Deep networks can learn complex problems, however, they suffer from overfitting. To solve this problem, regularization methods have been proposed that are not adaptable to the dynamic changes in the training process. With a different approach, this paper presents a regularization method based on the Singular Value Decomposition (SVD) that adjusts the learning model adaptively. To this end, the overfitting can be evaluated by condition numbers of the synaptic matrices. When the overfitting is high, the matrices are substituted with their SVD approximations. Some theoretical results are derived to show the performance of this regularization method. It is proved that SVD approximation cannot solve overfitting after several iterations. Thus, a new Tikhonov term is added to the loss function to converge the synaptic weights to the SVD approximation of the best-found results. Following this approach, an Adaptive SVD Regularization (ASR) is proposed to adjust the learning model with respect to the dynamic training characteristics. ASR results are visualized to show how ASR overcomes overfitting. The different configurations of Convolutional Neural Networks (CNN) are implemented with different augmentation schemes to compare ASR with state-of-the-art regularization methods. The results show that on MNIST, F-MNIST, SVHN, CIFAR-10 and CIFAR-100, the accuracies of ASR are 99.4%, 95.7%, 97.1%, 93.2% and 55.6%, respectively. Although ASR improves the overfitting and validation loss, its elapsed time is not significantly greater than the learning without regularization.
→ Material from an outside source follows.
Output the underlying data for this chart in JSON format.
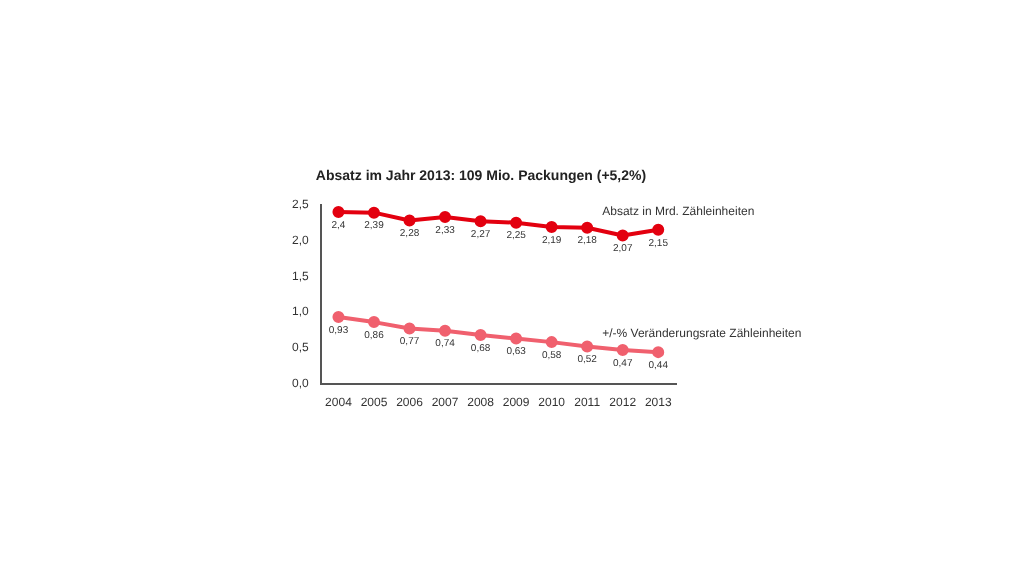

深度网络可以学习复杂的问题,但它们存在过拟合的问题。为了解决这个问题,已经提出了正则化方法,但这些方法不适应训练过程中的动态变化。本文采用一种不同的方法,提出了一种基于奇异值分解(SVD)的正则化方法,可以自适应地调整学习模型。为此,可以通过突触矩阵的条件数来评估过拟合程度。当过拟合程度较高时,将矩阵替换为其 SVD 逼近。本文推导出了一些理论结果来展示这种正则化方法的性能。证明了 SVD 逼近在经过几次迭代后不能解决过拟合问题。因此,在损失函数中添加了一个新的 Tikhonov 项,以使突触权重收敛到最佳结果的 SVD 逼近。基于这种方法,提出了一种自适应 SVD 正则化(ASR),以根据动态训练特性调整学习模型。展示了 ASR 如何克服过拟合的可视化结果。实现了不同配置的卷积神经网络(CNN),并采用不同的增强方案来将 ASR 与最先进的正则化方法进行比较。结果表明,在 MNIST、F-MNIST、SVHN、CIFAR-10 和 CIFAR-100 数据集上,ASR 的准确率分别为 99.4%、95.7%、97.1%、93.2%和 55.6%。虽然 ASR 改善了过拟合和验证损失,但它的耗时并不比没有正则化的学习显著增加。